Bon, ça y est, la « religion laïque » canadienne que constitue dorénavant le multiculturalisme se répand dans tous les secteurs d’activité de ce très grand pays. Sa dernière progéniture est sans contredit le multiculturalisme énergétique. Le débat qui a présentement cours et qui met en choc frontal l’Alberta et le Québec sur le duo malsain que constituent le pétrole albertain et la péréquation en est un bel exemple.


Mais que signifie donc cette nouvelle appellation que j’identifie comme le « multiculturalisme énergétique »? C’est que dans un pays aussi grand et immense que le Canada, il se crée nécessairement des poches économico-sociales fortement teintées par la géographie et le contexte social qui en découle. Les citoyens de ce pays ne vivent pas tous la même réalité et se créent pour eux-mêmes une culture énergétique régionale qui leur est propre.
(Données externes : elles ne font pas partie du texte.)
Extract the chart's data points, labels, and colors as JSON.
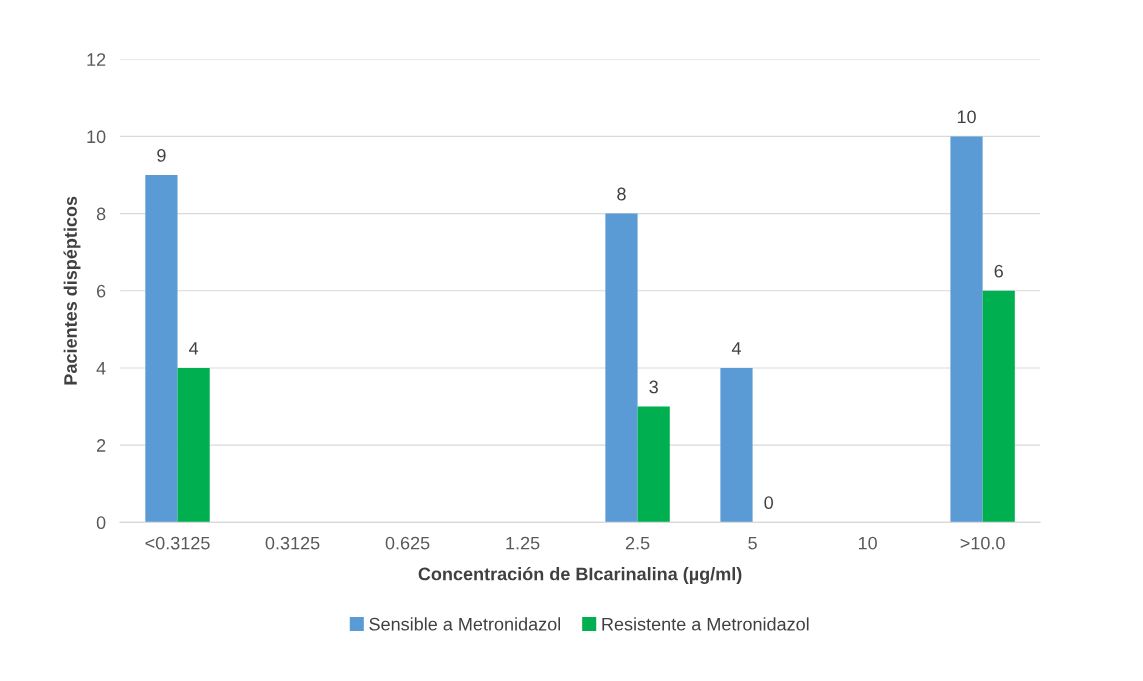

Des disparités régionales en fond de scène


Sur la côte du Pacifique en Colombie-Britannique, on vit au rythme des échanges avec l’Asie, de la proximité avec Seattle, des riches investisseurs asiatiques, des paysages naturels époustouflants et d’une nature généreuse et riche. Comme le pétrole est une activité industrielle lourde et polluante et les risques de catastrophes environnementales importants, on aime mieux ne pas toucher à tout ce qui sent le pétrole, les autochtones au premier chef. L’Alberta touristique de Banff et des Rocheuses fait piètre figure dans cette province de fourmis travailleuses qui roulent en pickups, percent et creusent le sol pour en retirer du pétrole. Une partie de l’âme de l’Alberta réside dans des travailleurs issus de l’immigration ou de d’autres provinces, temporairement ou en permanence, dans une quête de revenu et de niveau de vie. Une Ontario traditionnellement riche de sa grande disponibilité de main d’oeuvre, de ses usines et de ses centres de distribution de biens et denrées doit maintenant faire face au choc de la robotisation des processus de fabrication et de la concurrence déloyale de la Chine. Elle a vu comme bien d’autres provinces ses travailleurs et une partie de ses forces vives se déplacer vers l’Ouest, en même temps que son poids politique dans la fédération canadienne. Dans les provinces maritimes, qui en arrachent depuis toujours à cause de la nature fortement saisonnière de leur activité économique, il est devenu normal de voir un ménage par ci, par là dans lequel l’un des conjoints, habituellement l’homme, quitte une partie de l’année pour travailler dans l’Ouest. Au Québec finalement, à cause principalement d’un l’interventionnisme de l’État sans commune mesure avec ce qui se fait dans le reste du Canada, on dirait que l’argent n’a pas la même valeur. On peut vivre avec moins, donc les salaires sont traditionnellement bas, beaucoup plus bas qu’en Alberta par exemple, ce qui crée une apparence de pauvreté qui colle à la peau des Québécois et en justifie plusieurs ailleurs au Canada de les qualifier soit de « losers », soit de bénéficiaires de l’aide sociale péréquationnelle.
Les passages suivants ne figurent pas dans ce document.